1
1
Imagine two countries, the U.S. and Iran, have been having a big argument (a "geopolitical conflict") since the end of February. This made the price of oil (the slippery stuff that powers our cars and machines) bounce around wildly, and made the stock market (where people buy and sell tiny pieces of companies) quite nervous.
They shook hands last month with a ceasefire (a promise to stop fighting), which was a good first step toward peace. But they started arguing again, and this week that promise quietly ended. On July 8, the president said the ceasefire was basically over.
Even with all this drama, the stock market has made people some money this year. But smart investors are picking their favorite teams very carefully.
There are two popular "baskets" of companies (called indexes) we can look at:
Important Callout: The big global companies in the S&P 500 can get scared when far-away countries fight, because they do business there. The small American companies mostly stay home, so they are protected from some of that scary global stuff.
An ETF (Exchange-Traded Fund) is like a pre-made toy box you can buy. The Vanguard Russell 2000 ETF (VTWO) is a toy box that holds exact copies of those 2,000 small American companies. If you buy one share, you own a tiny piece of all of them at once!
Both the S&P 500 and Russell 2000 baskets have 11 different types of businesses (like tech, health, and banks). But the S&P is stuffed with tech (over one-third of its value!). The Russell is more fairly split up.
Here are the three biggest types of businesses inside the VTWO toy box:
Also, the top 10 favorite toys in this box only make up 7.6% of it. That means if one company trips and falls, the whole box doesn’t break.
Here are the names and how much of the box they take up:
Data source: Vanguard. Portfolio weightings are accurate as of May 31, 2026, and are subject to change.
Even though small companies don’t get as much attention as the giants, some are doing amazing things:
Callout for Important Points: Most of these small companies work mainly inside the U.S. This keeps them safe from foreign fights. Plus, the U.S. government (under the Trump administration) put taxes on foreign goods (tariffs) to help American companies compete, and cut messy rules (regulations) so businesses cost less to run.
If you bought the VTWO toy box 10 years ago, you would have made 152%. That’s good! But the S&P 500 made 251% in that same time, because it had giant trillion-dollar companies like Nvidia and Alphabet leading the way during the AI boom.
However, the Russell can still win in a single year—and it’s doing just that in 2026!
The giant companies (like Nvidia, Alphabet, Amazon, and Meta Platforms) sell lots of stuff outside America, so they catch a cold when the world sneezes (wars, oil price jumps). Since America makes its own energy, the small homegrown companies don’t get as sick from Middle East oil swings.
Because the ceasefire with Iran is over (as said on July 8), this conflict will likely stick around. So, the Vanguard Russell 2000 ETF might keep doing better than the S&P 500 through the end of 2026 and maybe even longer.
To wrap it up like a simple story: The world has been a little scary with the U.S. and Iran fighting, which makes big global companies nervous. But small American companies (tracked by the Russell 2000 and the VTWO fund) are doing great because they stay home, get help from U.S. rules, and aren’t bothered by overseas oil drama. They’ve already beaten the big guys this year, and they might keep winning for a while!
1. What is the difference between the S&P 500 and the Russell 2000?
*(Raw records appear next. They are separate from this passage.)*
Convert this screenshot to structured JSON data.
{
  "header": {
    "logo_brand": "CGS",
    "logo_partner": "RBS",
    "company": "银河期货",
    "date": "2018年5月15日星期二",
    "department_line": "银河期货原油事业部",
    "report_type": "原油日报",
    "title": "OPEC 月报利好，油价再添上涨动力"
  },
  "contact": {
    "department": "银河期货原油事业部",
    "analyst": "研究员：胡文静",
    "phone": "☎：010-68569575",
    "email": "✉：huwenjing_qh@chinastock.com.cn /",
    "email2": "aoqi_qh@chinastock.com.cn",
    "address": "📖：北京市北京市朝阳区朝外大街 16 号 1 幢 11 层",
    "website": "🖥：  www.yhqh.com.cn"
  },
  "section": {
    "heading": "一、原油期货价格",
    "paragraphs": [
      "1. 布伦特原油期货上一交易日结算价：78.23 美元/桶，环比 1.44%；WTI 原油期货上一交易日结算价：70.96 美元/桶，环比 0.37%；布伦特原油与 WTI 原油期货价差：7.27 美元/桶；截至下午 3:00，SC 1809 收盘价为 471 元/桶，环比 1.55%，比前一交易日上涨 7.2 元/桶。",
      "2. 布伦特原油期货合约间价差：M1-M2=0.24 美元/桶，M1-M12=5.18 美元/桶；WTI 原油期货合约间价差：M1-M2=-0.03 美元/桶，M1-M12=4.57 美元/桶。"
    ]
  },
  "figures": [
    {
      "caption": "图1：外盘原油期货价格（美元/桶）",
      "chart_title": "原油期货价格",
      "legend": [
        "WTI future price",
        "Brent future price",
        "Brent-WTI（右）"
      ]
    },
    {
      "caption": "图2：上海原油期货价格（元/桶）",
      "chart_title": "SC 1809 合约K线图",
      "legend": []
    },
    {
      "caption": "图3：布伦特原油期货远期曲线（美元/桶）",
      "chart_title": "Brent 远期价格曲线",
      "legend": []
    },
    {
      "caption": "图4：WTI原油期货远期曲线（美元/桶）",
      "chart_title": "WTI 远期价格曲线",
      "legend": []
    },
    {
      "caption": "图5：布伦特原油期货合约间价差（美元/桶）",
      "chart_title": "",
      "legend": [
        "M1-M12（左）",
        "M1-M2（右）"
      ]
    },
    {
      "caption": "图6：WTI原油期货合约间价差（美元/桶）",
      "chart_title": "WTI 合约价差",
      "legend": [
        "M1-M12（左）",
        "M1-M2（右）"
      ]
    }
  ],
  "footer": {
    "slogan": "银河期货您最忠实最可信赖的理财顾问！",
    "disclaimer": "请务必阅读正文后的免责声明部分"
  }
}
Imagine the S&P 500 is a team of 500 giant grown-ups who travel the world for work. The Russell 2000 is a team of 2,000 little kids who mostly play in their own backyard (America). When the world is noisy, the traveling grown-ups get distracted, but the backyard kids keep playing happily.
2. What is an ETF, and what does VTWO do?
An ETF is like a combo meal at a restaurant—you get a little bit of many things at once. VTWO is a combo meal that gives you tiny pieces of 2,000 small American companies, so you don’t have to buy them all one by one.
3. Why are small U.S. companies safer right now?
They do most of their selling inside America. Since the U.S. makes its own energy and the government is helping local businesses with friendlier rules and taxes on imports, these companies don’t get hurt as much by fights in other countries or jumping oil prices.
4. Did the Iran conflict really end the ceasefire?
The countries agreed to stop fighting last month, but tensions flared up. On July 8, President Trump said the ceasefire was effectively over, meaning the conflict is expected to continue for the time being.
5. Is the Vanguard Russell 2000 ETF expensive to own?
No! It has a very low expense ratio of just 0.06%, which means for every $100 you invest, you only pay 6 cents a year to own the fund. It also pays a small cash bonus (dividend) of 1.09% a year.